Basına kapalı olarak yaklaşık bir saat süren ikili görüşmenin ardından heyetler arası görüşmeye geçilen ziyarette Başkan Görmez, İslam coğrafyasında yaşananlardan dolayı sadece Müslümanlar ya da İslam ülkelerinin değil, bilhassa İslam dininin zarar gördüğünü belirterek, "Bugün ümmetin bütün çocukları ateşe doğru yürüyorlar. Hepimize düşen, öncelikle ümmetin çocuklarını ateşe düşmekten korumaktır" dedi.

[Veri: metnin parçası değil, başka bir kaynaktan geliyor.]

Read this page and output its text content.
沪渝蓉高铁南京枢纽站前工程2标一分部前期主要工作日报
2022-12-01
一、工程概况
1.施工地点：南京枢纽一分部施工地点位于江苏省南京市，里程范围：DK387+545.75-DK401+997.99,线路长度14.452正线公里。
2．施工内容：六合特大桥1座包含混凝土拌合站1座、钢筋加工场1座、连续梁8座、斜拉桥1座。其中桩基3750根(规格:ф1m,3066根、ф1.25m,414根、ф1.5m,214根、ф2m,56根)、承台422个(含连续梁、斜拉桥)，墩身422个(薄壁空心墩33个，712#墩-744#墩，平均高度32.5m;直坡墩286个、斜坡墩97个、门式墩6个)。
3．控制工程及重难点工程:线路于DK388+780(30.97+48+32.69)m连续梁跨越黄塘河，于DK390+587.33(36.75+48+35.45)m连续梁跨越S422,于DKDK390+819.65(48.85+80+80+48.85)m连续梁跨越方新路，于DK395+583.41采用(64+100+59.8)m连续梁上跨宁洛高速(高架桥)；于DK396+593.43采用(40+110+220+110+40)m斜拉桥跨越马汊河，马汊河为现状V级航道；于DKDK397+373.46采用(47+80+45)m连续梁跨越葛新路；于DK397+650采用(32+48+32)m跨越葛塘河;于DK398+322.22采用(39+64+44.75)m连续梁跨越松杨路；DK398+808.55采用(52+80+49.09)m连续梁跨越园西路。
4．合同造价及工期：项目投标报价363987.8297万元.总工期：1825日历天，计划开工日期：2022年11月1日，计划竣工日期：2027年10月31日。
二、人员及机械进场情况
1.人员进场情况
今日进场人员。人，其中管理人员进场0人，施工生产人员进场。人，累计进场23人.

Bugün Ümmetin ocağına ateşler düştüğünü vurgulayan Başkan Görmez, ziyarette İslam dünyasının sorunlarına ilişkin şunları söyledi;
-“BUGÜN ÜMMETİN OCAKLARINA ATEŞ DÜŞTÜ”-
“Bugün ümmetin ocaklarına ateş düştü. Bağdat, Şam, Sana ve Trablus gibi İslam başkentlerinden ateşler yükseliyor. Biz tarihte nice medeniyetler kaybettik. Sekiz asır Batı’yı aydınlatan Endülüs medeniyetini kaybettik. Maveraünnehir'de on asır Müslümanlar muhteşem bir medeniyet kurdu, onu kaybettik. Afrika'da nice İslam medeniyetleri kuruldu şuanda hiçbiri kalmadı. Bugün aynı sorunları kendi coğrafyamızda, İslam'ın tarih boyunca başkentliğini yapmış merkezlerde yaşıyoruz.

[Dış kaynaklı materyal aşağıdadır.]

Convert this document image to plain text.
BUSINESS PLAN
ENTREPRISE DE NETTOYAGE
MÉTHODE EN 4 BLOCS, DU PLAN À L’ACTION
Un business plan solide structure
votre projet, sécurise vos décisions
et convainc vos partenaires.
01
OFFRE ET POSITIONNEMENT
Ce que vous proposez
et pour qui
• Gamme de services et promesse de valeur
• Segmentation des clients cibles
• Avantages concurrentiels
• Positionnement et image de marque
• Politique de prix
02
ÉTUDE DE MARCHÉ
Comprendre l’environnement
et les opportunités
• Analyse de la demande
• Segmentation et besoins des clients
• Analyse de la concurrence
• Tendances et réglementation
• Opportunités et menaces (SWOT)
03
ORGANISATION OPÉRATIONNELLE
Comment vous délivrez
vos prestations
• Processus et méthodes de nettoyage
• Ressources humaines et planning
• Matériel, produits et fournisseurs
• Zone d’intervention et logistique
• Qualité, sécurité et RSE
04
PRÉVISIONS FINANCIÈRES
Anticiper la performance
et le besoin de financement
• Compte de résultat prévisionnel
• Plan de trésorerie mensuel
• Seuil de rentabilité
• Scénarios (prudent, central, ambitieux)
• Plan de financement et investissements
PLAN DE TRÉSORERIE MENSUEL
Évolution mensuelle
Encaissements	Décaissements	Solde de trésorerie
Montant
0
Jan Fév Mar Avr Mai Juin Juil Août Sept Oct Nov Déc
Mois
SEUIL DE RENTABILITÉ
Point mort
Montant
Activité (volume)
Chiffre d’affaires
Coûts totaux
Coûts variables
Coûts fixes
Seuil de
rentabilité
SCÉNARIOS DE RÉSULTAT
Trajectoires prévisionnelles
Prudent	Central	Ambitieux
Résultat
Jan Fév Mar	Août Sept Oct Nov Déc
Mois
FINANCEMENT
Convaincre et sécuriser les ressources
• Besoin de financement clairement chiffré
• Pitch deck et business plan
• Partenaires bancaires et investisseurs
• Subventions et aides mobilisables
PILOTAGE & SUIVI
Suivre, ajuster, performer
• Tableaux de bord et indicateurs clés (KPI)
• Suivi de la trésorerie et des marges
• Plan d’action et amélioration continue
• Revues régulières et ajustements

-“BUGÜN YAŞADIĞIMIZ SORUNLARDAN EN BÜYÜK ZARARI İSLAM DİNİ GÖRÜYOR”-
Bazı konularda farklı düşüncelerimiz ve görüşlerimiz olabilir. Ama ümmeti bu halden kurtarma konusunda her iki ülkenin de güçlü iradesi var. Fakat meselenin dini, ilmi, ahlaki ve fikri boyutları da çok önemlidir. Bu da hem alimlerin, hem de dini müesseselerin sorumluluklarını artırıyor. Bugün yaşadığımız sorunlardan sadece Müslümanlar ve Müslüman ülkeler değil, İslam dini en büyük zararı görüyor. Din, iki büyük zarar görüyor. Birincisi, dinin ana yolu, yoldan sapmış tali yollar tarafından işgal ediliyor. Ehl-i sünnet ana yoldur. Bir mezhep değildir. Bu ana yolun tali yollar tarafından işgal edilmeye çalışıldığını görüyoruz. Dinin gördüğü ikinci zarar ise, başka dünyalarda İslam dinini terörle, şiddetle özdeşleştirilmesi. Allah'a giden yolu böylece kapatmış oluyorlar.

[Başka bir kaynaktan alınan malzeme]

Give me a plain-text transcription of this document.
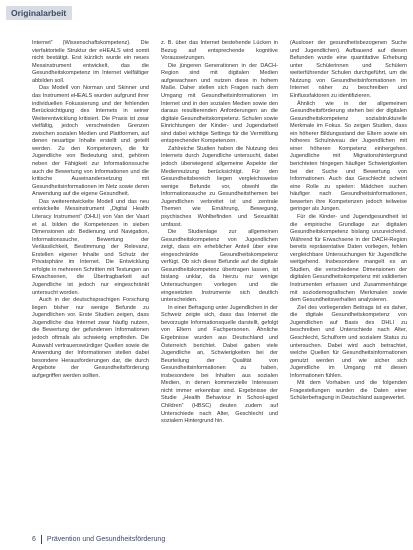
Originalarbeit

Internet“ (Wissenschaftskompetenz). Die vierfaktorielle Struktur der eHEALS wird somit nicht bestätigt. Erst kürzlich wurde ein neues Messinstrument entwickelt, das die Gesundheitskompetenz im Internet vielfältiger abbilden soll.

Das Modell von Norman und Skinner und das Instrument eHEALS wurden aufgrund ihrer individuellen Fokussierung und der fehlenden Berücksichtigung des Internets in seiner Weiterentwicklung kritisiert. Die Praxis ist zwar vielfältig, jedoch verschwinden Grenzen zwischen sozialen Medien und Plattformen, auf denen neuartige Inhalte erstellt und geteilt werden. Zu den Kompetenzen, die für Jugendliche von Bedeutung sind, gehören neben der Fähigkeit zur Informationssuche auch die Bewertung von Informationen und die kritische Auseinandersetzung mit Gesundheitsinformationen im Netz sowie deren Anwendung auf die eigene Gesundheit.

Das weiterentwickelte Modell und das neu entwickelte Messinstrument „Digital Health Literacy Instrument“ (DHLI) von Van der Vaart et al. bilden die Kompetenzen in sieben Dimensionen ab: Bedienung und Navigation, Informationssuche, Bewertung der Verlässlichkeit, Bestimmung der Relevanz, Erstellen eigener Inhalte und Schutz der Privatsphäre im Internet. Die Entwicklung erfolgte in mehreren Schritten mit Testungen an Erwachsenen, die Übertragbarkeit auf Jugendliche ist jedoch nur eingeschränkt untersucht worden.

Auch in der deutschsprachigen Forschung liegen bisher nur wenige Befunde zu Jugendlichen vor. Erste Studien zeigen, dass Jugendliche das Internet zwar häufig nutzen, die Bewertung der gefundenen Informationen jedoch oftmals als schwierig empfinden. Die Auswahl vertrauenswürdiger Quellen sowie die Anwendung der Informationen stellen dabei besondere Herausforderungen dar, die durch Angebote der Gesundheitsförderung aufgegriffen werden sollten.

z. B. über das Internet bestehende Lücken in Bezug auf entsprechende kognitive Voraussetzungen.

Die jüngeren Generationen in der DACH-Region sind mit digitalen Medien aufgewachsen und nutzen diese in hohem Maße. Daher stellen sich Fragen nach dem Umgang mit Gesundheitsinformationen im Internet und in den sozialen Medien sowie den daraus resultierenden Anforderungen an die digitale Gesundheitskompetenz. Schulen sowie Einrichtungen der Kinder- und Jugendarbeit sind dabei wichtige Settings für die Vermittlung entsprechender Kompetenzen.

Zahlreiche Studien haben die Nutzung des Internets durch Jugendliche untersucht, dabei jedoch überwiegend allgemeine Aspekte der Mediennutzung berücksichtigt. Für den Gesundheitsbereich liegen vergleichsweise wenige Befunde vor, obwohl die Informationssuche zu Gesundheitsthemen bei Jugendlichen verbreitet ist und zentrale Themen wie Ernährung, Bewegung, psychisches Wohlbefinden und Sexualität umfasst.

Die Studienlage zur allgemeinen Gesundheitskompetenz von Jugendlichen zeigt, dass ein erheblicher Anteil über eine eingeschränkte Gesundheitskompetenz verfügt. Ob sich diese Befunde auf die digitale Gesundheitskompetenz übertragen lassen, ist bislang unklar, da hierzu nur wenige Untersuchungen vorliegen und die eingesetzten Instrumente sich deutlich unterscheiden.

In einer Befragung unter Jugendlichen in der Schweiz zeigte sich, dass das Internet die bevorzugte Informationsquelle darstellt, gefolgt von Eltern und Fachpersonen. Ähnliche Ergebnisse wurden aus Deutschland und Österreich berichtet. Dabei gaben viele Jugendliche an, Schwierigkeiten bei der Beurteilung der Qualität von Gesundheitsinformationen zu haben, insbesondere bei Inhalten aus sozialen Medien, in denen kommerzielle Interessen nicht immer erkennbar sind. Ergebnisse der Studie „Health Behaviour in School-aged Children“ (HBSC) deuten zudem auf Unterschiede nach Alter, Geschlecht und sozialem Hintergrund hin.

(Ausloser der gesundheitsbezogenen Suche und Jugendlichen). Aufbauend auf diesen Befunden wurde eine quantitative Erhebung unter Schülerinnen und Schülern weiterführender Schulen durchgeführt, um die Nutzung von Gesundheitsinformationen im Internet näher zu beschreiben und Einflussfaktoren zu identifizieren.

Ähnlich wie in der allgemeinen Gesundheitsförderung stehen bei der digitalen Gesundheitskompetenz sozialstrukturelle Merkmale im Fokus. So zeigen Studien, dass ein höherer Bildungsstand der Eltern sowie ein höheres Schulniveau der Jugendlichen mit einer höheren Kompetenz einhergehen. Jugendliche mit Migrationshintergrund berichteten hingegen häufiger Schwierigkeiten bei der Suche und Bewertung von Informationen. Auch das Geschlecht scheint eine Rolle zu spielen: Mädchen suchen häufiger nach Gesundheitsinformationen, bewerten ihre Kompetenzen jedoch teilweise geringer als Jungen.

Für die Kinder- und Jugendgesundheit ist die empirische Grundlage zur digitalen Gesundheitskompetenz bislang unzureichend. Während für Erwachsene in der DACH-Region bereits repräsentative Daten vorliegen, fehlen vergleichbare Untersuchungen für Jugendliche weitgehend. Insbesondere mangelt es an Studien, die verschiedene Dimensionen der digitalen Gesundheitskompetenz mit validierten Instrumenten erfassen und Zusammenhänge mit soziodemografischen Merkmalen sowie dem Gesundheitsverhalten analysieren.

Ziel des vorliegenden Beitrags ist es daher, die digitale Gesundheitskompetenz von Jugendlichen auf Basis des DHLI zu beschreiben und Unterschiede nach Alter, Geschlecht, Schulform und sozialem Status zu untersuchen. Dabei wird auch betrachtet, welche Quellen für Gesundheitsinformationen genutzt werden und wie sicher sich Jugendliche im Umgang mit diesen Informationen fühlen.

Mit dem Vorhaben und die folgenden Fragestellungen wurden die Daten einer Schülerbefragung in Deutschland ausgewertet.

6 Prävention und Gesundheitsförderung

-“TERÖR, ŞİDDET VE TEKFİRİN İSLAM'IN ANA YOLUNU İŞGAL ETMEMESİ İÇİN DAHA FAZLA İLMİ ÇALIŞMALARA İHTİYAÇ VAR”-
Terör, şiddet ve tekfirin İslam'ın ana yolunu işgal etmemesi için daha fazla ilmi çalışmalara ihtiyaç var. Bu yüzden eğitim sistemimizi ve insan yetiştirme düzenimizi yeniden gözden geçirmemiz gerekiyor. Biz, sadece görüş belirtmeye değil, sizin fikir ve düşüncelerinizi, memleket alimlerinin düşüncelerini de almaya geldik. Bu konularda sadece salon toplantılarıyla bir araya gelip konuşmalara değil, müşterek düşünceler üretmeye ihtiyaç var. Türkiye'de yaşayan Suriyeli çocukların eğitimiyle ilgili ciddi bir işbirliğine ihtiyacımız var. 2,5 milyon Suriyeli kardeşimiz yaşıyor, beş yüz bin civarında eğitim döneminde olan çocuk ve gençlik var. Bunlara sağlıklı eğitim vermek için ciddi bir işbirliğine ihtiyaç var. Gaziantep’te Türkçe Arapça eğitim verecek bir üniversitenin kurulması her iki ülkenin desteği ve işbirliği ile gerçekleştirilmelidir. Aynı şekilde dünyanın muhtelif yerlerinde yaşayan Müslüman azınlıklara yönelik de işbirliğine ihtiyaç var. Bilhassa bölgemizde meydana gelen sorunların onlara taşınmaması için ciddi bir ortak çalışmaya ihtiyaç var.”